Supervisor: *oblivious* “I mean, you’re not even married yet. Is this the way you want your married life to go? Your wife telling you what to do?”

Fiancé: *starts laughing*

Supervisor: “What’s so funny?”

Fiancé: “Oh, man. If you ever had a chance of getting my credit card info from me, you just blew it. Bye.” *hangs up*

Obviously, He Is Very Insecure

, , , , , , | Friendly | December 12, 2019

(I’m riding the bus with my partner and a friend of ours who’s a few years younger than us. We’re all in our twenties and very nerdy. We’re making silly jokes about sorting the crew of “Star Trek: The Next Generation” into Hogwarts houses or something when another passenger turns around and looks at us. He’s an older man wearing a Hawaiian shirt, not very well-groomed, and reeking of cigarettes. He directs the following remarks to my partner, completely ignoring our friend and me:)

Stranger: “Hey, you!”

Partner: “Um, yes?”

Stranger: *in a weirdly sneering, accusatory tone* “What’s your job?”

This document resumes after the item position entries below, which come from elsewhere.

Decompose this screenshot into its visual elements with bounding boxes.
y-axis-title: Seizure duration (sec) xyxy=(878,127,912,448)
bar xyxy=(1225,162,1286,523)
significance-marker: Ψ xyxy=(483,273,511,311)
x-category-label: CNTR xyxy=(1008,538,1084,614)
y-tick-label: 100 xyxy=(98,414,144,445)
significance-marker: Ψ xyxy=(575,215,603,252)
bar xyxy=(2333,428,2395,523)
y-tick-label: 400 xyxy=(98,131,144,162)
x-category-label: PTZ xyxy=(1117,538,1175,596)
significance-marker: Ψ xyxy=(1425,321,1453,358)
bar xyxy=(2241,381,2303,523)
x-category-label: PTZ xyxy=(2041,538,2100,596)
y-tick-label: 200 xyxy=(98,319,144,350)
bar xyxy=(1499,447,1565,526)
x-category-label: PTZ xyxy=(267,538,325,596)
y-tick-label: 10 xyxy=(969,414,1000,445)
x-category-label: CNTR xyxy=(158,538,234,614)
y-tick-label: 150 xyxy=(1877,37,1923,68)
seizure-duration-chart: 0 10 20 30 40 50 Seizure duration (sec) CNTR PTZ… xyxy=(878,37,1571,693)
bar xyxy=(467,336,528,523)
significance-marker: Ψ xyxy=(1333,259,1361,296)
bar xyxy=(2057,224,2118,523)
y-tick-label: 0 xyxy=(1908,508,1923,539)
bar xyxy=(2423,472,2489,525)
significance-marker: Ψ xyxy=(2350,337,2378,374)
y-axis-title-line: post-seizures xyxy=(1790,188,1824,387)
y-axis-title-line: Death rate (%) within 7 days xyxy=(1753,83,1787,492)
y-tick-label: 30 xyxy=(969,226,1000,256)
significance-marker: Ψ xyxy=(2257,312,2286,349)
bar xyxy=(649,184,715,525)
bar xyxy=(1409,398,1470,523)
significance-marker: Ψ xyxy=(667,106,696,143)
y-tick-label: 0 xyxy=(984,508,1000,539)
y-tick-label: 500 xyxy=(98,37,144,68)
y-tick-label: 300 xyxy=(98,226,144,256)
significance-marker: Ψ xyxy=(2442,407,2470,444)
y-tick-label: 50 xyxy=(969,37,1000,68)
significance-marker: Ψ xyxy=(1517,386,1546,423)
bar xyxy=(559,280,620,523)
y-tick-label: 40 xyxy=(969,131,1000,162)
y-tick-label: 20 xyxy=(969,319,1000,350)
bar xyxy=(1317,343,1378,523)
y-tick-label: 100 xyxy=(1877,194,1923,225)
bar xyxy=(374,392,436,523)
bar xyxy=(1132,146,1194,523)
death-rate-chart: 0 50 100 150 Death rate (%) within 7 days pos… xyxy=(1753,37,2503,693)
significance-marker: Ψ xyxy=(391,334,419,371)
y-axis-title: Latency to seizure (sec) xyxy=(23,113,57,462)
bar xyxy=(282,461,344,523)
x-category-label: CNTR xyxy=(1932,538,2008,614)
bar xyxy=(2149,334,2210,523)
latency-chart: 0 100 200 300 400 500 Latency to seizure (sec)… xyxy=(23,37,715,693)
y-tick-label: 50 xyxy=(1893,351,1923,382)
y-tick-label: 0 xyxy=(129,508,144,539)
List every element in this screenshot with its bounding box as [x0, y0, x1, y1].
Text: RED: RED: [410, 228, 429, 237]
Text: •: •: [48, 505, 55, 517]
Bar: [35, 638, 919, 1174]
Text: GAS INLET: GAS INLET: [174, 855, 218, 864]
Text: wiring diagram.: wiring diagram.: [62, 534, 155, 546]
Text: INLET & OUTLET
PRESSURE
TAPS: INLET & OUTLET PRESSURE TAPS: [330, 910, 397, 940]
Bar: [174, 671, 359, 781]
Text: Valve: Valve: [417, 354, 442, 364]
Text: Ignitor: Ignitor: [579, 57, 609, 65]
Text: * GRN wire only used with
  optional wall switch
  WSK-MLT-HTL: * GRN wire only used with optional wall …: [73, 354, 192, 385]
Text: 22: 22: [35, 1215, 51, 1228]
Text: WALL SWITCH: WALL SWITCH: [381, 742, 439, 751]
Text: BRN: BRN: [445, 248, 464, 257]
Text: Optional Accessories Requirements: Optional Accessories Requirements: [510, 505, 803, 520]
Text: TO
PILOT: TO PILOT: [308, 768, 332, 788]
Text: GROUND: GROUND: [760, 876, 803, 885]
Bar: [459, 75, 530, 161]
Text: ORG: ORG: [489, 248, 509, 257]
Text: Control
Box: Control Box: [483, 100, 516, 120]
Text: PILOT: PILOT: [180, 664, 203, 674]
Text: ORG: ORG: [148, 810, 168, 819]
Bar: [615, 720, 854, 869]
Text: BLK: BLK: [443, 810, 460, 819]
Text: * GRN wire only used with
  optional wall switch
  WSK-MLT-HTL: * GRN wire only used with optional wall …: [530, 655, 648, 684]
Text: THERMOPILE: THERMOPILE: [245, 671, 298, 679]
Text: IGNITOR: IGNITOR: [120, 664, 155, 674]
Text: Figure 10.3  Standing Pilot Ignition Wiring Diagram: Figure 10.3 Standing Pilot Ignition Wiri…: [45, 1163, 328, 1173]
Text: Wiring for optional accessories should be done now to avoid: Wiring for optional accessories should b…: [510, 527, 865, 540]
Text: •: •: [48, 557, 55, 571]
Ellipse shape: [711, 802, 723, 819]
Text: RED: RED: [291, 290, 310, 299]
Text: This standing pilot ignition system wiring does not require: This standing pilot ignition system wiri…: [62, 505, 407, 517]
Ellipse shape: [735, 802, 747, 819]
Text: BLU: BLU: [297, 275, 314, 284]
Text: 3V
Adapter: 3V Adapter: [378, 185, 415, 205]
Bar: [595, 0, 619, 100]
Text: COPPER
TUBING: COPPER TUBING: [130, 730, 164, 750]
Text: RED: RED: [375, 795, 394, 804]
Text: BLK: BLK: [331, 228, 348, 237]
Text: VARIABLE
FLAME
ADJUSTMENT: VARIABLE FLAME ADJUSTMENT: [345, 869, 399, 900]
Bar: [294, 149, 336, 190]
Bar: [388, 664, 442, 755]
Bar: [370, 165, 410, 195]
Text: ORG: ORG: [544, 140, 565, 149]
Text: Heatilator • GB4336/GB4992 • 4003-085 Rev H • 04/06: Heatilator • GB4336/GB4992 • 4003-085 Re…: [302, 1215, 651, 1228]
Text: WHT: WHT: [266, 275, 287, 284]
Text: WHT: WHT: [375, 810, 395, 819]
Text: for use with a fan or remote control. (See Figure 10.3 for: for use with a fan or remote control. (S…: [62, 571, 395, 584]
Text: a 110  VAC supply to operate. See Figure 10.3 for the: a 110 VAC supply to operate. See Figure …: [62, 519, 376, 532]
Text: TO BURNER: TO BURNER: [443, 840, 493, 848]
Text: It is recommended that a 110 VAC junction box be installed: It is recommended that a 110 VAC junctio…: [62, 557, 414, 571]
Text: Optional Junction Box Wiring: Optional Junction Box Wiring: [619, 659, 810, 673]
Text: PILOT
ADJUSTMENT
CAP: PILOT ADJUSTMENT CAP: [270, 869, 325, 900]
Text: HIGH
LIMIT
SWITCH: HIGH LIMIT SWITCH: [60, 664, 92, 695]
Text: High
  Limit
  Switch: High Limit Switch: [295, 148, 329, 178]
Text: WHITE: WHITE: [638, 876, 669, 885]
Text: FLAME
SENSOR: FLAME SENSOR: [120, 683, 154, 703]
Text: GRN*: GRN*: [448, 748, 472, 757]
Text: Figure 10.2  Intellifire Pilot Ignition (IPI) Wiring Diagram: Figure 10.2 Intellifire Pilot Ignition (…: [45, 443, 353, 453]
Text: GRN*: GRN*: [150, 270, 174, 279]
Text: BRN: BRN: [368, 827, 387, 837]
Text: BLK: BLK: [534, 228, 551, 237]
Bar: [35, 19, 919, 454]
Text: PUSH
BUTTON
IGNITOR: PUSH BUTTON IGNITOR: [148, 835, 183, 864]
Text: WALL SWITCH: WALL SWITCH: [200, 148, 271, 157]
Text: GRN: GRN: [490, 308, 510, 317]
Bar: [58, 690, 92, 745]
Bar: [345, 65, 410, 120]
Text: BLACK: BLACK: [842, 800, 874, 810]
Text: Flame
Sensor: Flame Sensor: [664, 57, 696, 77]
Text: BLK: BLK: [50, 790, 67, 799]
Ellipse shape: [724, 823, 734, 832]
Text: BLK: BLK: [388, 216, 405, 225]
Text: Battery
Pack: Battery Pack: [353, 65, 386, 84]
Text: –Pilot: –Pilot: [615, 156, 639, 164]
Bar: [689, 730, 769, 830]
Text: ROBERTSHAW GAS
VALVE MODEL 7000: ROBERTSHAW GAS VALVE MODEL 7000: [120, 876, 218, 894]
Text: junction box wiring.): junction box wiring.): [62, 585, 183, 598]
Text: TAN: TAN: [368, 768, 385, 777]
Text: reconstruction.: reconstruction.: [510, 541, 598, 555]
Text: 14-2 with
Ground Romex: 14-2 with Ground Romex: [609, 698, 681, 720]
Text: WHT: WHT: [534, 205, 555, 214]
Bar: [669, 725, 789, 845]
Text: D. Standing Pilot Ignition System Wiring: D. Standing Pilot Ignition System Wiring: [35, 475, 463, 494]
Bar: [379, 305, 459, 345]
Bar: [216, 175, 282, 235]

Partner: “I work in publishing.”

Stranger: *clearly a bit thrown by my partner having a “real” job, but forging on anyway* “Well, do you know anything about securities?”

Partner: “No.”

Stranger: “You don’t.”

Partner: “No.”

Stranger: “Why not?”

Partner: “It’s not my job.”

Stranger: “Oh. Huh. Well. I just thought… uh, you sounded like a real smart guy there, so I thought you might know something about it.”

Partner: “Nope.”

(The stranger gets off the bus at the next stop and I start laughing.)

Friend: “What’s so funny?”

Me: “Well, you remember how earlier today I was having lunch with my friend from high school, the one who’s a lawyer? And how I invited her to come along with us, too, but she couldn’t make it?”

Friend: “Yeah?”

Me: “Well, clearly El Rando there was going after [Partner] because he thought he was the ‘alpha male’ of our group or something. But [High School Friend] actually specializes in banking law… with an emphasis on securities. She’s gonna be so grumpy she missed on an opportunity to lecture some sexist old man about legal technicalities.”